Harvey is not the first pitcher to be moved to the bullpen after a string of inconsistent performances as a starter. Another example was the New York Yankees and their current ace Luis Severino back in 2016. Severino had a decent rookie year after his August 2015 call-up going 5-3 with a 2.89 ERA, but 2016 was a different story. He started the season 0-6 with a 7.46 ERA and was demoted to Triple-A. Upon his return in July, he pitched out of the bullpen for three games giving up no earned runs (one run) on one hit in 8 1/3 innings of work. The Yankees attempted to move him back into a starting role where he struggled again in two straight games, earning him a spot in the bullpen where he flourished for the rest of the 2016 season. But fast forward to 2017, Severino became the ace of the Yankee rotation after an impressive Spring Training and still holds that spot a year later.

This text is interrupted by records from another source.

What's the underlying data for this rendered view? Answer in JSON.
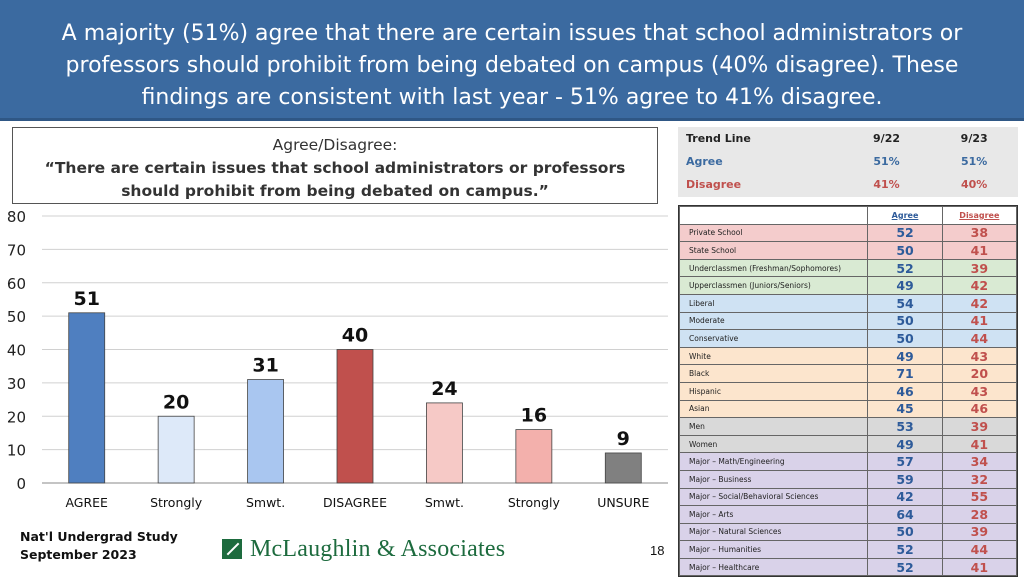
{
  "header": {
    "title": "A majority (51%) agree that there are certain issues that school administrators or professors should prohibit from being debated on campus (40% disagree). These findings are consistent with last year - 51% agree to 41% disagree."
  },
  "question": {
    "line1": "Agree/Disagree:",
    "line2": "“There are certain issues that school administrators or professors should prohibit from being debated on campus.”"
  },
  "chart_data": {
    "type": "bar",
    "categories": [
      "AGREE",
      "Strongly",
      "Smwt.",
      "DISAGREE",
      "Smwt.",
      "Strongly",
      "UNSURE"
    ],
    "values": [
      51,
      20,
      31,
      40,
      24,
      16,
      9
    ],
    "ylim": [
      0,
      80
    ],
    "yticks": [
      0,
      10,
      20,
      30,
      40,
      50,
      60,
      70,
      80
    ],
    "grid": true,
    "bar_colors": [
      "#4f7fc0",
      "#dde9f9",
      "#a9c6f0",
      "#c0504d",
      "#f6c9c6",
      "#f3b0ac",
      "#808080"
    ]
  },
  "trend": {
    "header": [
      "Trend Line",
      "9/22",
      "9/23"
    ],
    "rows": [
      {
        "label": "Agree",
        "v1": "51%",
        "v2": "51%"
      },
      {
        "label": "Disagree",
        "v1": "41%",
        "v2": "40%"
      }
    ]
  },
  "demo": {
    "header": {
      "agree": "Agree",
      "disagree": "Disagree"
    },
    "rows": [
      {
        "label": "Private School",
        "agree": "52",
        "disagree": "38",
        "bg": "#f4cccc"
      },
      {
        "label": "State School",
        "agree": "50",
        "disagree": "41",
        "bg": "#f4cccc"
      },
      {
        "label": "Underclassmen (Freshman/Sophomores)",
        "agree": "52",
        "disagree": "39",
        "bg": "#d9ead3"
      },
      {
        "label": "Upperclassmen (Juniors/Seniors)",
        "agree": "49",
        "disagree": "42",
        "bg": "#d9ead3"
      },
      {
        "label": "Liberal",
        "agree": "54",
        "disagree": "42",
        "bg": "#cfe2f3"
      },
      {
        "label": "Moderate",
        "agree": "50",
        "disagree": "41",
        "bg": "#cfe2f3"
      },
      {
        "label": "Conservative",
        "agree": "50",
        "disagree": "44",
        "bg": "#cfe2f3"
      },
      {
        "label": "White",
        "agree": "49",
        "disagree": "43",
        "bg": "#fce5cd"
      },
      {
        "label": "Black",
        "agree": "71",
        "disagree": "20",
        "bg": "#fce5cd"
      },
      {
        "label": "Hispanic",
        "agree": "46",
        "disagree": "43",
        "bg": "#fce5cd"
      },
      {
        "label": "Asian",
        "agree": "45",
        "disagree": "46",
        "bg": "#fce5cd"
      },
      {
        "label": "Men",
        "agree": "53",
        "disagree": "39",
        "bg": "#d9d9d9"
      },
      {
        "label": "Women",
        "agree": "49",
        "disagree": "41",
        "bg": "#d9d9d9"
      },
      {
        "label": "Major – Math/Engineering",
        "agree": "57",
        "disagree": "34",
        "bg": "#d9d2e9"
      },
      {
        "label": "Major – Business",
        "agree": "59",
        "disagree": "32",
        "bg": "#d9d2e9"
      },
      {
        "label": "Major – Social/Behavioral Sciences",
        "agree": "42",
        "disagree": "55",
        "bg": "#d9d2e9"
      },
      {
        "label": "Major – Arts",
        "agree": "64",
        "disagree": "28",
        "bg": "#d9d2e9"
      },
      {
        "label": "Major – Natural Sciences",
        "agree": "50",
        "disagree": "39",
        "bg": "#d9d2e9"
      },
      {
        "label": "Major – Humanities",
        "agree": "52",
        "disagree": "44",
        "bg": "#d9d2e9"
      },
      {
        "label": "Major – Healthcare",
        "agree": "52",
        "disagree": "41",
        "bg": "#d9d2e9"
      }
    ]
  },
  "footer": {
    "line1": "Nat'l Undergrad Study",
    "line2": "September 2023",
    "page": "18"
  },
  "logo": {
    "name": "McLaughlin & Associates"
  }
}
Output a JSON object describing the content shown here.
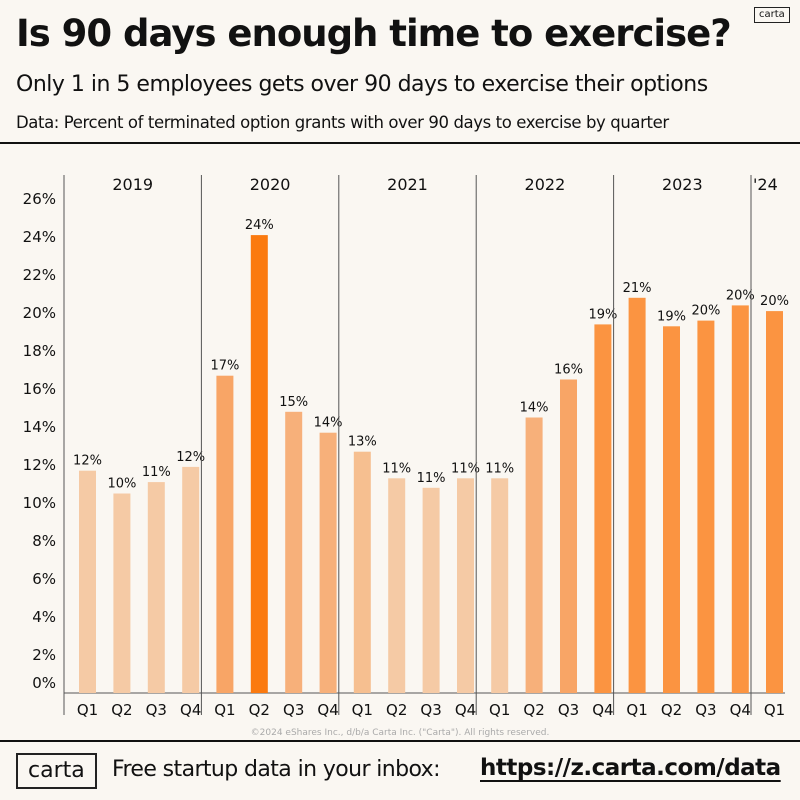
{
  "header": {
    "title": "Is 90 days enough time to exercise?",
    "subtitle": "Only 1 in 5 employees gets over 90 days to exercise their options",
    "description": "Data: Percent of terminated option grants with over 90 days to exercise by quarter",
    "logo_small": "carta"
  },
  "chart_data": {
    "type": "bar",
    "title": "Is 90 days enough time to exercise?",
    "ylabel": "Percent of terminated option grants with over 90 days to exercise",
    "ylim": [
      0,
      26
    ],
    "yticks": [
      "0%",
      "2%",
      "4%",
      "6%",
      "8%",
      "10%",
      "12%",
      "14%",
      "16%",
      "18%",
      "20%",
      "22%",
      "24%",
      "26%"
    ],
    "ytick_values": [
      0,
      2,
      4,
      6,
      8,
      10,
      12,
      14,
      16,
      18,
      20,
      22,
      24,
      26
    ],
    "groups": [
      {
        "year": "2019",
        "quarters": [
          "Q1",
          "Q2",
          "Q3",
          "Q4"
        ],
        "values": [
          11.7,
          10.5,
          11.1,
          11.9
        ],
        "labels": [
          "12%",
          "10%",
          "11%",
          "12%"
        ]
      },
      {
        "year": "2020",
        "quarters": [
          "Q1",
          "Q2",
          "Q3",
          "Q4"
        ],
        "values": [
          16.7,
          24.1,
          14.8,
          13.7
        ],
        "labels": [
          "17%",
          "24%",
          "15%",
          "14%"
        ]
      },
      {
        "year": "2021",
        "quarters": [
          "Q1",
          "Q2",
          "Q3",
          "Q4"
        ],
        "values": [
          12.7,
          11.3,
          10.8,
          11.3
        ],
        "labels": [
          "13%",
          "11%",
          "11%",
          "11%"
        ]
      },
      {
        "year": "2022",
        "quarters": [
          "Q1",
          "Q2",
          "Q3",
          "Q4"
        ],
        "values": [
          11.3,
          14.5,
          16.5,
          19.4
        ],
        "labels": [
          "11%",
          "14%",
          "16%",
          "19%"
        ]
      },
      {
        "year": "2023",
        "quarters": [
          "Q1",
          "Q2",
          "Q3",
          "Q4"
        ],
        "values": [
          20.8,
          19.3,
          19.6,
          20.4
        ],
        "labels": [
          "21%",
          "19%",
          "20%",
          "20%"
        ]
      },
      {
        "year": "'24",
        "quarters": [
          "Q1"
        ],
        "values": [
          20.1
        ],
        "labels": [
          "20%"
        ]
      }
    ],
    "colors": {
      "low": "#f5caa5",
      "mid": "#f7b07a",
      "high": "#fb9441",
      "max": "#fb7a0f"
    },
    "copyright": "©2024 eShares Inc., d/b/a Carta Inc. (\"Carta\"). All rights reserved."
  },
  "footer": {
    "logo": "carta",
    "text": "Free startup data in your inbox:",
    "link": "https://z.carta.com/data"
  }
}
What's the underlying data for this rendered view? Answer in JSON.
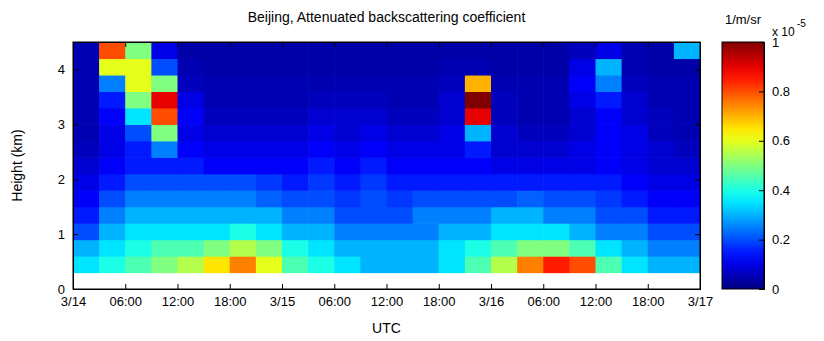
{
  "chart_data": {
    "type": "heatmap",
    "title": "Beijing, Attenuated backscattering coefficient",
    "x_label": "UTC",
    "y_label": "Height (km)",
    "xlim": [
      0,
      72
    ],
    "xticks": [
      {
        "value": 0,
        "label": "3/14"
      },
      {
        "value": 6,
        "label": "06:00"
      },
      {
        "value": 12,
        "label": "12:00"
      },
      {
        "value": 18,
        "label": "18:00"
      },
      {
        "value": 24,
        "label": "3/15"
      },
      {
        "value": 30,
        "label": "06:00"
      },
      {
        "value": 36,
        "label": "12:00"
      },
      {
        "value": 42,
        "label": "18:00"
      },
      {
        "value": 48,
        "label": "3/16"
      },
      {
        "value": 54,
        "label": "06:00"
      },
      {
        "value": 60,
        "label": "12:00"
      },
      {
        "value": 66,
        "label": "18:00"
      },
      {
        "value": 72,
        "label": "3/17"
      }
    ],
    "ylim": [
      0,
      4.5
    ],
    "yticks": [
      0,
      1,
      2,
      3,
      4
    ],
    "x_edges": [
      0,
      3,
      6,
      9,
      12,
      15,
      18,
      21,
      24,
      27,
      30,
      33,
      36,
      39,
      42,
      45,
      48,
      51,
      54,
      57,
      60,
      63,
      66,
      69,
      72
    ],
    "y_edges": [
      0.3,
      0.6,
      0.9,
      1.2,
      1.5,
      1.8,
      2.1,
      2.4,
      2.7,
      3,
      3.3,
      3.6,
      3.9,
      4.2,
      4.5
    ],
    "cells": [
      [
        0.35,
        0.4,
        0.45,
        0.5,
        0.55,
        0.65,
        0.75,
        0.6,
        0.45,
        0.4,
        0.35,
        0.3,
        0.3,
        0.3,
        0.35,
        0.45,
        0.55,
        0.75,
        0.85,
        0.8,
        0.45,
        0.35,
        0.3,
        0.3
      ],
      [
        0.3,
        0.35,
        0.4,
        0.45,
        0.45,
        0.5,
        0.55,
        0.5,
        0.4,
        0.35,
        0.3,
        0.3,
        0.3,
        0.3,
        0.35,
        0.4,
        0.45,
        0.5,
        0.5,
        0.45,
        0.35,
        0.3,
        0.25,
        0.25
      ],
      [
        0.2,
        0.3,
        0.35,
        0.35,
        0.35,
        0.35,
        0.4,
        0.35,
        0.3,
        0.3,
        0.25,
        0.25,
        0.25,
        0.25,
        0.3,
        0.3,
        0.35,
        0.35,
        0.35,
        0.3,
        0.25,
        0.25,
        0.2,
        0.2
      ],
      [
        0.15,
        0.25,
        0.3,
        0.3,
        0.3,
        0.3,
        0.3,
        0.3,
        0.25,
        0.25,
        0.2,
        0.2,
        0.2,
        0.25,
        0.25,
        0.25,
        0.3,
        0.3,
        0.25,
        0.25,
        0.2,
        0.2,
        0.15,
        0.15
      ],
      [
        0.12,
        0.2,
        0.25,
        0.25,
        0.25,
        0.25,
        0.25,
        0.22,
        0.2,
        0.2,
        0.18,
        0.2,
        0.18,
        0.2,
        0.2,
        0.2,
        0.2,
        0.22,
        0.2,
        0.2,
        0.18,
        0.15,
        0.12,
        0.12
      ],
      [
        0.1,
        0.15,
        0.2,
        0.2,
        0.2,
        0.2,
        0.2,
        0.18,
        0.15,
        0.18,
        0.15,
        0.18,
        0.15,
        0.15,
        0.15,
        0.15,
        0.15,
        0.15,
        0.15,
        0.15,
        0.15,
        0.12,
        0.1,
        0.1
      ],
      [
        0.08,
        0.12,
        0.15,
        0.15,
        0.15,
        0.12,
        0.12,
        0.12,
        0.12,
        0.15,
        0.12,
        0.15,
        0.12,
        0.12,
        0.12,
        0.12,
        0.1,
        0.1,
        0.1,
        0.1,
        0.12,
        0.1,
        0.08,
        0.08
      ],
      [
        0.06,
        0.1,
        0.15,
        0.25,
        0.12,
        0.1,
        0.1,
        0.1,
        0.1,
        0.12,
        0.1,
        0.12,
        0.1,
        0.1,
        0.1,
        0.15,
        0.08,
        0.08,
        0.08,
        0.1,
        0.12,
        0.1,
        0.08,
        0.06
      ],
      [
        0.05,
        0.1,
        0.2,
        0.5,
        0.1,
        0.08,
        0.08,
        0.08,
        0.08,
        0.1,
        0.08,
        0.1,
        0.08,
        0.08,
        0.1,
        0.3,
        0.08,
        0.06,
        0.06,
        0.08,
        0.12,
        0.1,
        0.06,
        0.05
      ],
      [
        0.05,
        0.12,
        0.35,
        0.8,
        0.12,
        0.06,
        0.06,
        0.06,
        0.06,
        0.08,
        0.08,
        0.08,
        0.06,
        0.06,
        0.08,
        0.9,
        0.06,
        0.05,
        0.05,
        0.08,
        0.12,
        0.08,
        0.06,
        0.05
      ],
      [
        0.05,
        0.15,
        0.5,
        0.9,
        0.1,
        0.05,
        0.05,
        0.05,
        0.05,
        0.06,
        0.06,
        0.06,
        0.05,
        0.05,
        0.08,
        1.0,
        0.06,
        0.05,
        0.05,
        0.1,
        0.15,
        0.08,
        0.05,
        0.05
      ],
      [
        0.05,
        0.25,
        0.6,
        0.5,
        0.06,
        0.05,
        0.05,
        0.05,
        0.05,
        0.05,
        0.05,
        0.05,
        0.05,
        0.05,
        0.06,
        0.7,
        0.05,
        0.05,
        0.05,
        0.12,
        0.25,
        0.06,
        0.05,
        0.05
      ],
      [
        0.05,
        0.6,
        0.6,
        0.2,
        0.05,
        0.04,
        0.04,
        0.04,
        0.04,
        0.04,
        0.04,
        0.04,
        0.04,
        0.04,
        0.05,
        0.05,
        0.04,
        0.04,
        0.04,
        0.1,
        0.3,
        0.05,
        0.04,
        0.04
      ],
      [
        0.05,
        0.8,
        0.5,
        0.1,
        0.04,
        0.04,
        0.04,
        0.04,
        0.04,
        0.04,
        0.04,
        0.04,
        0.04,
        0.04,
        0.04,
        0.04,
        0.04,
        0.04,
        0.04,
        0.06,
        0.1,
        0.05,
        0.04,
        0.3
      ]
    ],
    "colorbar": {
      "range": [
        0,
        1
      ],
      "ticks": [
        0,
        0.2,
        0.4,
        0.6,
        0.8,
        1
      ],
      "label": "1/m/sr",
      "multiplier": "x 10",
      "exponent": "-5"
    }
  }
}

If Matt Harvey wants to make it back into the Mets starting rotation the way to do it is simple. Just like Severino did with the Yankees, he needs to make his contributions felt in the bullpen by producing quality innings and proving that he can get batters out without giving up runs. A stint in the bullpen could be good for Harvey in that it can help him get his stuff back so he has a chance to regain his 2013 All-Star form for the Mets. Personally, I believe this move will benefit Harvey in that it will allow him to gain confidence in his pitching over fewer innings of work which I believe will allow him to work back into a rotation spot should he excel in the pen. Even if he cannot return to the level he was at in 2013, him proving himself in the bullpen, working his way back into a starting role, and producing quality outings will give the Mets a huge boost to their pitching staff.